There is the bow tie with pink piglets against a turquoise background, his go-to choice for trips to WVU’s farm. Another with flip flops is worn on student move-in day. One with a White House pattern is reserved for trips there.
Naturally, there are bow ties for the Fourth of July, Christmas and Valentine’s Day. Others are personal, like the handmade violet bow tie with the names of his two granddaughters, and one for breast cancer awareness, owing to the death of his first wife, Elizabeth.
Still other bow ties are gifts from associates, former students and others.
They bear colors of the institutions where he has been president, including the University of Colorado (19851990), Brown University (1998-2000), Vanderbilt University (2001-2007), Ohio State University (1990-1997 and 2007-2013) and, of course, WVU.
While at Ohio State, criticisms of him included spending on bow ties, but he shook that off, saying what he wears comes from his personal budget. Even a comparison to the shoe obsession of Imelda Marcos, wife of the late Philippine strongman, doesn’t faze him. “I have heard that,” he said.
Though Mr. Gee has a larger-than-life personality, his age, slight build and rim glasses make him an outlier on a campus brimming with robust youth. But his vibrant neckwear bridges the generational divide. And he knows it. “There really should be a bow tie emoji, you know,” he once tweeted.
Were it not for bow ties, Mr. Gee said, he would be just another suit on a campus of 21,000 undergraduates.
That’s something to think about, he explained, in an age when young people live and die by their representation on platforms like Instagram.

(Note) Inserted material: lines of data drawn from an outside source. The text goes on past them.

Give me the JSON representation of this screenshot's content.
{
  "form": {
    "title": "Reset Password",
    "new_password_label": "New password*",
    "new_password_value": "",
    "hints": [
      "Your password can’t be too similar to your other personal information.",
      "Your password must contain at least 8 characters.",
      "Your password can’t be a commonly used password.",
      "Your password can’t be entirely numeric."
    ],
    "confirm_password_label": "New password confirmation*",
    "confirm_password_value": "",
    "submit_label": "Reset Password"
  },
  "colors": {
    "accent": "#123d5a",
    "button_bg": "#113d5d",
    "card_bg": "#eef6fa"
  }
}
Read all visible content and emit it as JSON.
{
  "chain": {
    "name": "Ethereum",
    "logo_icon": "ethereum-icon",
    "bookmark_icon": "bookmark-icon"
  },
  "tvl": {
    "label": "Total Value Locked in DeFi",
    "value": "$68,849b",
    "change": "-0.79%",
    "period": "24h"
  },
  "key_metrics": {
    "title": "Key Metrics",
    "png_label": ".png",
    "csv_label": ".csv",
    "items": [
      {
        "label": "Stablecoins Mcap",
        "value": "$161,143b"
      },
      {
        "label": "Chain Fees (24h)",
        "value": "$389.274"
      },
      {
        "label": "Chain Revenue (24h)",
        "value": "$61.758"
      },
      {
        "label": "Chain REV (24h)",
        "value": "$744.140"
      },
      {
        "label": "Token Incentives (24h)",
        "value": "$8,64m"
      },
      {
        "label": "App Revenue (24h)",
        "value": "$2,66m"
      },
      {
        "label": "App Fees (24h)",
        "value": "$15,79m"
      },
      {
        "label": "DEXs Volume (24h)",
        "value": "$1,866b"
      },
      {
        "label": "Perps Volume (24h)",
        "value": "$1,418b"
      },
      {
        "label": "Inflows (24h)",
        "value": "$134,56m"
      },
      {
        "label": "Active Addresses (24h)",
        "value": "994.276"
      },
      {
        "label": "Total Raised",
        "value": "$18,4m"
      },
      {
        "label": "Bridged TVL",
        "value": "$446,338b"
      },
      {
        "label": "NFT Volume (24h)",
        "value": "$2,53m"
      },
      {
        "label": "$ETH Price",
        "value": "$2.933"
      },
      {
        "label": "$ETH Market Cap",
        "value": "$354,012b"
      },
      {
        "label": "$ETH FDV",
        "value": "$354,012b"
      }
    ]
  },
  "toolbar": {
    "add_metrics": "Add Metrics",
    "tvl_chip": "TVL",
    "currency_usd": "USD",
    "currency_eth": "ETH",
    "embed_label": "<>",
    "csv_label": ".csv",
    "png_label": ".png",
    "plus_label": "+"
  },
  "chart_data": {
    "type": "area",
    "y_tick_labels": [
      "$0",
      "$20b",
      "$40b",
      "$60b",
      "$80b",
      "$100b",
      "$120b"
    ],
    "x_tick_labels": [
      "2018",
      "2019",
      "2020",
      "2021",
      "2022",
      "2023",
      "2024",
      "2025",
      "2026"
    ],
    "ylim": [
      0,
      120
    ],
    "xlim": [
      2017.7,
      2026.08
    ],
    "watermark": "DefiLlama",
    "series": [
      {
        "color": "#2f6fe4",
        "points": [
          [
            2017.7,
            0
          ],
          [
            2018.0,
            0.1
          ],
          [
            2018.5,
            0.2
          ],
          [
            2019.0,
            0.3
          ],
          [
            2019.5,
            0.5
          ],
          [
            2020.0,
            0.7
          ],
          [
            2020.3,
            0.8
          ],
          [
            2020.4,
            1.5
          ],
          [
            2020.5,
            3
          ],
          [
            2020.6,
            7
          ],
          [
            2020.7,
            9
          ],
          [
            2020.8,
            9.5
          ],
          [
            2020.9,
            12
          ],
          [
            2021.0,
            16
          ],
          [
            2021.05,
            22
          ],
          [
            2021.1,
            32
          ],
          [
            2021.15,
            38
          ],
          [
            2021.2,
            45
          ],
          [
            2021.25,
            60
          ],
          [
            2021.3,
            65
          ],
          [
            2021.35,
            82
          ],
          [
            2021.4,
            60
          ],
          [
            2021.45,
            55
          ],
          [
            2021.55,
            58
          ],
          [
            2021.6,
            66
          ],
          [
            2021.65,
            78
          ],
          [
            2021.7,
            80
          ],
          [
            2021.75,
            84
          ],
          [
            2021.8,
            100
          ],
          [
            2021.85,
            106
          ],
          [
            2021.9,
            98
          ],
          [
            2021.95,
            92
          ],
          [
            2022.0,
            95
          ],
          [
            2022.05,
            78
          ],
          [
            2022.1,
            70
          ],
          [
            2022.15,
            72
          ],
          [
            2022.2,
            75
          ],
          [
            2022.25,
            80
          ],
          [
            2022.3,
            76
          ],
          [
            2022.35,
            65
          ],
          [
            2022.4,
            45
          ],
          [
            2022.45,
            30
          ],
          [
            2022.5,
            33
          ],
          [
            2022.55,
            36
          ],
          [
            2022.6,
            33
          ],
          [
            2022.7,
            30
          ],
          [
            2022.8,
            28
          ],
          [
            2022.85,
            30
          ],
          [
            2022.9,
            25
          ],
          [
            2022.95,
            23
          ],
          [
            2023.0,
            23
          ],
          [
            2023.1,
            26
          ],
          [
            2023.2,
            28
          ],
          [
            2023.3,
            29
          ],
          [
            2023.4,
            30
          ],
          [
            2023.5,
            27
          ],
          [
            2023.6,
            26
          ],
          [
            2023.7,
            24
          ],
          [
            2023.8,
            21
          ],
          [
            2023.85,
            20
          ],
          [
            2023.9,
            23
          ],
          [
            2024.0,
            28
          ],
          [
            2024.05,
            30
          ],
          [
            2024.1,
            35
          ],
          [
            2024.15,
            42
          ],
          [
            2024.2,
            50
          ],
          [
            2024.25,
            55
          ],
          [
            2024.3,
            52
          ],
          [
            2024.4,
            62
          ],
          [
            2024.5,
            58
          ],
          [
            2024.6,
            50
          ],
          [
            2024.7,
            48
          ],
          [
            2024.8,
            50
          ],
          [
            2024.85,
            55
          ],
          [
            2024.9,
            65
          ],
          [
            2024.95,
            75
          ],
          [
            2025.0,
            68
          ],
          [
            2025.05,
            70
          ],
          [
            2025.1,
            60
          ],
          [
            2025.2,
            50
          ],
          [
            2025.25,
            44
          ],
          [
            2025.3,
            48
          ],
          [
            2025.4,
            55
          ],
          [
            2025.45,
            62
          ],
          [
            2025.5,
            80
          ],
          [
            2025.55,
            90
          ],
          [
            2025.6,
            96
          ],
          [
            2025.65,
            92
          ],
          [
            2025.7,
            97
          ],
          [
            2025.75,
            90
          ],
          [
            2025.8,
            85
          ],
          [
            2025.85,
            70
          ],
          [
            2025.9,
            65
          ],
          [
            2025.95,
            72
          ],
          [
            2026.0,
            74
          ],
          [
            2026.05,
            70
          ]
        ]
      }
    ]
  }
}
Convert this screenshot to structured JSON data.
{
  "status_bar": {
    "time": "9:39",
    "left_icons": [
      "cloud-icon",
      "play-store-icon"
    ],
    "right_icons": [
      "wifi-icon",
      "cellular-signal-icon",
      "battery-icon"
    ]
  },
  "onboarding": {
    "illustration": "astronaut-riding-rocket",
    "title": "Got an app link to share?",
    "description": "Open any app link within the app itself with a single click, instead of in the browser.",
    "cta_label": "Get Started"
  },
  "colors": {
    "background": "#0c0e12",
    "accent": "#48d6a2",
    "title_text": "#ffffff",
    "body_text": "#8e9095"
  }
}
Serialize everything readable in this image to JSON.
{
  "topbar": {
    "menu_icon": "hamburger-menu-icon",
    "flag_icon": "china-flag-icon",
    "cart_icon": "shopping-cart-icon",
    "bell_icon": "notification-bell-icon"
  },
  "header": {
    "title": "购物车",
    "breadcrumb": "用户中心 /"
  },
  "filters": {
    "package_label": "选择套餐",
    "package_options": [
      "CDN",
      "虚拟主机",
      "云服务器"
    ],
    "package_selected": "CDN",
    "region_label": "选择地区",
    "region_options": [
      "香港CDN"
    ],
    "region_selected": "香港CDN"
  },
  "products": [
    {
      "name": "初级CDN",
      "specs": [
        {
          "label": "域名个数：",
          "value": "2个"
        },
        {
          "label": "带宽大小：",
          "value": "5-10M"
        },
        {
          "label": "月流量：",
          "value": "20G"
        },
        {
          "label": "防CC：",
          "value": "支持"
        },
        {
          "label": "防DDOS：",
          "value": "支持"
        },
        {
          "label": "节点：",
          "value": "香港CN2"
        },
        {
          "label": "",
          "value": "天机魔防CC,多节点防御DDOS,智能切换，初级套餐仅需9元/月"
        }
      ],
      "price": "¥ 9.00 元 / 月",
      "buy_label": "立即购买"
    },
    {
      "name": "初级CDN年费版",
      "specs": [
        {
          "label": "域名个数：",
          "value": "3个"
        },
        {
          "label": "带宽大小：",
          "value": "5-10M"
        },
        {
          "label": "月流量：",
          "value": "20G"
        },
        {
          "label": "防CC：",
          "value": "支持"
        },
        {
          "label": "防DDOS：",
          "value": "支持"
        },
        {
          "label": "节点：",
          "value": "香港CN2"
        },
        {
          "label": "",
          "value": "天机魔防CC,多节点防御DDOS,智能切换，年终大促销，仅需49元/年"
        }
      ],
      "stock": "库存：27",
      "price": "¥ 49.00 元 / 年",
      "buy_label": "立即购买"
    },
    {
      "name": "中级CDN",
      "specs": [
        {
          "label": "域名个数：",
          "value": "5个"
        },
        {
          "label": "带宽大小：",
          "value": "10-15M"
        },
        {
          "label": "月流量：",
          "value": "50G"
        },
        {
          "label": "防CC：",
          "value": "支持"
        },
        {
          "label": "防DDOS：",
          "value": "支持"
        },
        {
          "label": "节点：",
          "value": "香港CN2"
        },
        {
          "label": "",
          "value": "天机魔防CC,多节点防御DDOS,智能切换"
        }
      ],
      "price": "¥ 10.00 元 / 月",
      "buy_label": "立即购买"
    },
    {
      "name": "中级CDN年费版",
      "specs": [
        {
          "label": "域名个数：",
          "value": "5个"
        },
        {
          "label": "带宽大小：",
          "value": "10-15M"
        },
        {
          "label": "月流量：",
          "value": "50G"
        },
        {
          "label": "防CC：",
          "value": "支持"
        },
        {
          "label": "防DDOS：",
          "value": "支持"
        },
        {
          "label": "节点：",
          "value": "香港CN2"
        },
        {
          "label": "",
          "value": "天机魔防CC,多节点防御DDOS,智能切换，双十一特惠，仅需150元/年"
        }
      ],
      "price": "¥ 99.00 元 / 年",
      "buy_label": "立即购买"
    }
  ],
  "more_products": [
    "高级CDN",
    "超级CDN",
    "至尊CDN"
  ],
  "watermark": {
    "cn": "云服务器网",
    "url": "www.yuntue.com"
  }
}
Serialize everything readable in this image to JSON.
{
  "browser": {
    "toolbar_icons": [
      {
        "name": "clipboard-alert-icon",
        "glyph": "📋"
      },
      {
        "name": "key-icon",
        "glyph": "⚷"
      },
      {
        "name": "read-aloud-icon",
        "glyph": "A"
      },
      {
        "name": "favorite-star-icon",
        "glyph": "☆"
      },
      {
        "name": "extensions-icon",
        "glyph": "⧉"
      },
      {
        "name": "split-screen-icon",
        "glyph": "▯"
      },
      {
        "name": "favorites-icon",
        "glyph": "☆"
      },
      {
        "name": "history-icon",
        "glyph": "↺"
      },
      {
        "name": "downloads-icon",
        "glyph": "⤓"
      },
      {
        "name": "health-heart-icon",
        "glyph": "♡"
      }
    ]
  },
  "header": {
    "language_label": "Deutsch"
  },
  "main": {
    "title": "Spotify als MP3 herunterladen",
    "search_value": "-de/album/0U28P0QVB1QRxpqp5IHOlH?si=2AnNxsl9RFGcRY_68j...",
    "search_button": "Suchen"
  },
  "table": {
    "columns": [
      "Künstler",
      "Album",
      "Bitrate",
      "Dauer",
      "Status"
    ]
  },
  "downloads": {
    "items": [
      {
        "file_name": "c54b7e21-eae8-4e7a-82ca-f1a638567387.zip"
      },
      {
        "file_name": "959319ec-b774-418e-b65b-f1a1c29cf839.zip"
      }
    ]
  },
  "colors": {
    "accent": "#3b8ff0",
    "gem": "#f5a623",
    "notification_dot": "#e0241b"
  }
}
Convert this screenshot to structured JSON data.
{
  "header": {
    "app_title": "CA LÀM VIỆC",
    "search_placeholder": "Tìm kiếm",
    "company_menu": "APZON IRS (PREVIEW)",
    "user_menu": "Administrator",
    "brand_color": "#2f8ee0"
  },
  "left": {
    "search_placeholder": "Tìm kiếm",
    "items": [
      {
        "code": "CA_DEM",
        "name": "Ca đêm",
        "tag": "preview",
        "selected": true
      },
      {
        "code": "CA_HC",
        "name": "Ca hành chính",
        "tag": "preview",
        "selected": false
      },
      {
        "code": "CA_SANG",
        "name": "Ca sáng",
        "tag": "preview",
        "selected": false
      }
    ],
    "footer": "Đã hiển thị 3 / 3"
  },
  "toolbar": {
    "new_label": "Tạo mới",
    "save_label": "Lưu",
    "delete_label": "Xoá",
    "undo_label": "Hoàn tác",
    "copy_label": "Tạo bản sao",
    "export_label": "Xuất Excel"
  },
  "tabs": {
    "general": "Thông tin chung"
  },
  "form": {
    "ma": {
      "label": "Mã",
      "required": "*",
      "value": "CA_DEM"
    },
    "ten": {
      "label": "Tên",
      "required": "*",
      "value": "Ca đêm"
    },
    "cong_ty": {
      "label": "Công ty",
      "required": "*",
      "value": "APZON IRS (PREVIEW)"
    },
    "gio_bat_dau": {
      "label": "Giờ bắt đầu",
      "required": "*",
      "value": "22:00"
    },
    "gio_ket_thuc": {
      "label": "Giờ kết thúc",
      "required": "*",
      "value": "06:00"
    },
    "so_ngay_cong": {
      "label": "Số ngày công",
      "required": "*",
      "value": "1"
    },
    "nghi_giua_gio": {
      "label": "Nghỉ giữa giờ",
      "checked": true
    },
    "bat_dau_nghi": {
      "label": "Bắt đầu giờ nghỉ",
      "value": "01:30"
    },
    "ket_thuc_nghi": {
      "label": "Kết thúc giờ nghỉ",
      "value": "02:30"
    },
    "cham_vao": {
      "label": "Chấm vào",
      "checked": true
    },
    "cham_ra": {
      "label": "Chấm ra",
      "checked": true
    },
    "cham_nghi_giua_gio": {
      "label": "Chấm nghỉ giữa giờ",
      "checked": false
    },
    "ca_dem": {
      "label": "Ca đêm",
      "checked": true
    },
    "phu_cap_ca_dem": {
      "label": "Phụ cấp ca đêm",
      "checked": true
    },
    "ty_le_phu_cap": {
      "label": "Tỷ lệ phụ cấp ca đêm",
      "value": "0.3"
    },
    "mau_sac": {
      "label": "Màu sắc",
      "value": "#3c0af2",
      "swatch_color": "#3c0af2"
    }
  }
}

“With social media, people are being driven toward having other people define who they are,” Mr. Gee said. “One of the messages I like to give students is, ‘Each one of you have great talents and abilities. You’ve got to maintain your individuality.’”
Bow tie in space
The bow tie exhibit is part of the Art in the Libraries program at WVU. Mr. Gee’s celebrated neckwear seemed a logical starting point for a series that library staff hope will engage and surprise.
“People collect everything,” Sally Deskins, exhibits coordinator with WVU Libraries, mused.
On a recent Thursday night inside Evansdale Library, the bow ties under glass and a sign above it asking, “Do you have collection? Get in Touch,” gave some a reason to pause on their way to study.
“They either watch it as they pass by or some of them actually stop,’ said Nick Lehman, 20, senior engineering major from Burlington, N.J., who works there. “Me, personally? I couldn’t make a hobby out of that.”
About half of Mr. Gee’s collection is “retired,” including some woven into quilts, but there are plenty to wear, technically enough to go almost three years without a bow tie repeat.
And not all of them are made from fabric.
In addition those crafted from metal and and wood — “Those are ones you can’t tie,” as Mr. Gee says — he has a bow tie made of flip tops weaved together by red ribbons.
One bow tie was even launched into space. Rick Linnehan, a NASA astronaut and Ohio State alumnus, took a scarlet-and-gray bow tie on his final flight aboard the Space Shuttle Endeavor a decade ago, Ohio State officials said.
Some of Mr. Gee’s ties are works of art, or at least look like they ought to be.
In addition to the peacock and pheasant feather bow tie, there is the Original Brackish Eastern Turkey Feather Bow Tie, first created by designer Ben Ross for his own wedding, library staff said. It was handcrafted in Charleston, S.C.
“The iridescence of the feathers promotes different shades depending on the angle the light hits it,” the library exhibit states, quoting product details.
And as if a guy with 2,000 bow ties would ever be caught short, there is the allblack bow tie in a little red box labeled “Emergency Bowtie … For All Formal Emergencies.”